AN audacious bid by the Dadaya High’s school development committee (SDC) to force Primary and Secondary Education minister Lazarus Dokora to stall the implementation of the new education curriculum has suffered a stillbirth after the Bulawayo High Court ruled it was not urgent.
BY SILAS NKALA
Dadaya filed an urgent chamber application at the Bulawayo High Court on February 9 challenging the minister over the introduction of the new education curriculum, which the school argued was “disruptive”. The SDC cited the school’s headmaster and Dokora as respondents.
“There is no basis upon which this matter can be allowed to jump the queue. I refuse to deal with it on an urgent basis. The matter will proceed by ordinary application,” Justice Nicholas Mathonsi ruled.
In its application the SDC submitted that on February 4, 2017 a parents’ meeting was held at Dadaya High School, where the headmaster said a curriculum change was to be implemented, as per the minister’s directive through a Circular Number 2 of 2017.
“When the first respondent [school head] was asked why the parents or applicants were not consulted about such a significant change in the education system, he highlighted that consultations were carried out with villagers, who were randomly picked in the surroundings of the school and it must be noted that Dadaya High is a boarding school and majority of parents do not reside within the surrounding areas,” the application read.
The disgruntled parents then authorised the SDC to file an urgent application against Dokora, arguing the school did not have the requisite infrastructure, skills and facilities to implement the changes.
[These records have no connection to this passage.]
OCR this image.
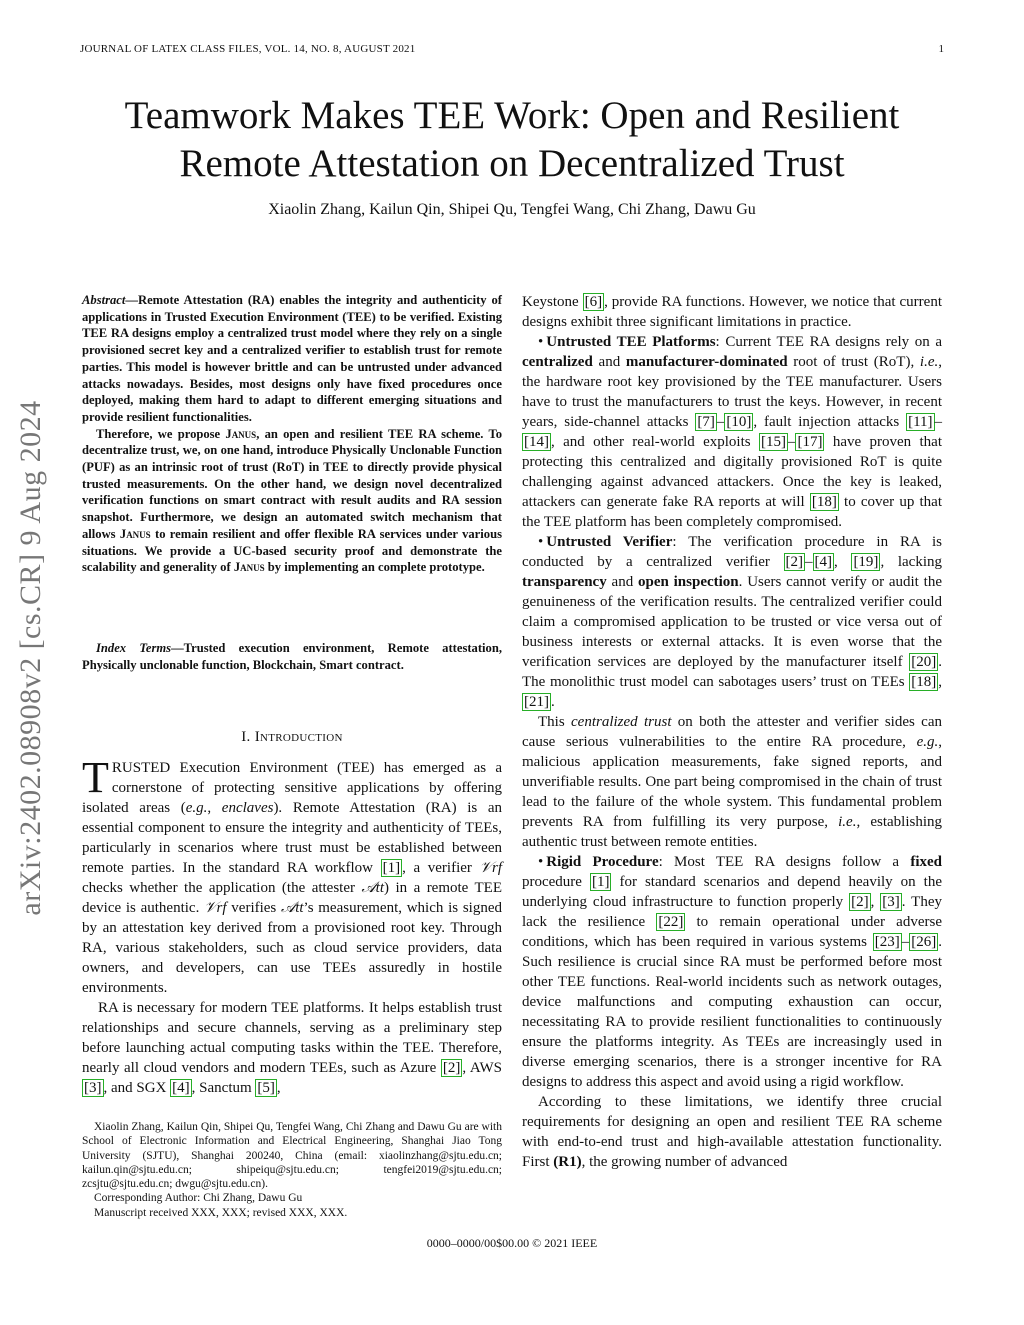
JOURNAL OF LATEX CLASS FILES, VOL. 14, NO. 8, AUGUST 2021	1
Teamwork Makes TEE Work: Open and Resilient
Remote Attestation on Decentralized Trust
Xiaolin Zhang, Kailun Qin, Shipei Qu, Tengfei Wang, Chi Zhang, Dawu Gu
arXiv:2402.08908v2 [cs.CR] 9 Aug 2024

Abstract—Remote Attestation (RA) enables the integrity and authenticity of applications in Trusted Execution Environment (TEE) to be verified. Existing TEE RA designs employ a centralized trust model where they rely on a single provisioned secret key and a centralized verifier to establish trust for remote parties. This model is however brittle and can be untrusted under advanced attacks nowadays. Besides, most designs only have fixed procedures once deployed, making them hard to adapt to different emerging situations and provide resilient functionalities.

Therefore, we propose Janus, an open and resilient TEE RA scheme. To decentralize trust, we, on one hand, introduce Physically Unclonable Function (PUF) as an intrinsic root of trust (RoT) in TEE to directly provide physical trusted measurements. On the other hand, we design novel decentralized verification functions on smart contract with result audits and RA session snapshot. Furthermore, we design an automated switch mechanism that allows Janus to remain resilient and offer flexible RA services under various situations. We provide a UC-based security proof and demonstrate the scalability and generality of Janus by implementing an complete prototype.

Index Terms—Trusted execution environment, Remote attestation, Physically unclonable function, Blockchain, Smart contract.
I. Introduction

TRUSTED Execution Environment (TEE) has emerged as a cornerstone of protecting sensitive applications by offering isolated areas (e.g., enclaves). Remote Attestation (RA) is an essential component to ensure the integrity and authenticity of TEEs, particularly in scenarios where trust must be established between remote parties. In the standard RA workflow [1] , a verifier 𝒱rf checks whether the application (the attester 𝒜tt) in a remote TEE device is authentic. 𝒱rf verifies 𝒜tt’s measurement, which is signed by an attestation key derived from a provisioned root key. Through RA, various stakeholders, such as cloud service providers, data owners, and developers, can use TEEs assuredly in hostile environments.

RA is necessary for modern TEE platforms. It helps establish trust relationships and secure channels, serving as a preliminary step before launching actual computing tasks within the TEE. Therefore, nearly all cloud vendors and modern TEEs, such as Azure [2] , AWS [3] , and SGX [4] , Sanctum [5] ,

Xiaolin Zhang, Kailun Qin, Shipei Qu, Tengfei Wang, Chi Zhang and Dawu Gu are with School of Electronic Information and Electrical Engineering, Shanghai Jiao Tong University (SJTU), Shanghai 200240, China (email: xiaolinzhang@sjtu.edu.cn; kailun.qin@sjtu.edu.cn; shipeiqu@sjtu.edu.cn; tengfei2019@sjtu.edu.cn; zcsjtu@sjtu.edu.cn; dwgu@sjtu.edu.cn).

Corresponding Author: Chi Zhang, Dawu Gu

Manuscript received XXX, XXX; revised XXX, XXX.

Keystone [6] , provide RA functions. However, we notice that current designs exhibit three significant limitations in practice.

• Untrusted TEE Platforms: Current TEE RA designs rely on a centralized and manufacturer-dominated root of trust (RoT), i.e., the hardware root key provisioned by the TEE manufacturer. Users have to trust the manufacturers to trust the keys. However, in recent years, side-channel attacks [7] – [10] , fault injection attacks [11] –[14] , and other real-world exploits [15] – [17] have proven that protecting this centralized and digitally provisioned RoT is quite challenging against advanced attackers. Once the key is leaked, attackers can generate fake RA reports at will [18] to cover up that the TEE platform has been completely compromised.

• Untrusted Verifier: The verification procedure in RA is conducted by a centralized verifier [2] – [4] , [19] , lacking transparency and open inspection. Users cannot verify or audit the genuineness of the verification results. The centralized verifier could claim a compromised application to be trusted or vice versa out of business interests or external attacks. It is even worse that the verification services are deployed by the manufacturer itself [20] . The monolithic trust model can sabotages users’ trust on TEEs [18] , [21] .

This centralized trust on both the attester and verifier sides can cause serious vulnerabilities to the entire RA procedure, e.g., malicious application measurements, fake signed reports, and unverifiable results. One part being compromised in the chain of trust lead to the failure of the whole system. This fundamental problem prevents RA from fulfilling its very purpose, i.e., establishing authentic trust between remote entities.

• Rigid Procedure: Most TEE RA designs follow a fixed procedure [1] for standard scenarios and depend heavily on the underlying cloud infrastructure to function properly [2] , [3] . They lack the resilience [22] to remain operational under adverse conditions, which has been required in various systems [23] – [26] . Such resilience is crucial since RA must be performed before most other TEE functions. Real-world incidents such as network outages, device malfunctions and computing exhaustion can occur, necessitating RA to provide resilient functionalities to continuously ensure the platforms integrity. As TEEs are increasingly used in diverse emerging scenarios, there is a stronger incentive for RA designs to address this aspect and avoid using a rigid workflow.

According to these limitations, we identify three crucial requirements for designing an open and resilient TEE RA scheme with end-to-end trust and high-available attestation functionality. First (R1), the growing number of advanced

0000–0000/00$00.00 © 2021 IEEE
The SDC said the Constitution provides for the consultation of interested parties in law making processes and failure to consult the parents violates section 68 of the Constitution.
SDC chairperson, Leopold Mudisi, in his founding affidavit, submitted that he was seeking an interdict against Dokora and the school head from effecting the new curriculum, which he said has been imposed on their children.
Mudisi said the changes have profound, deep-rooted and catastrophic implications to the education needs of its children.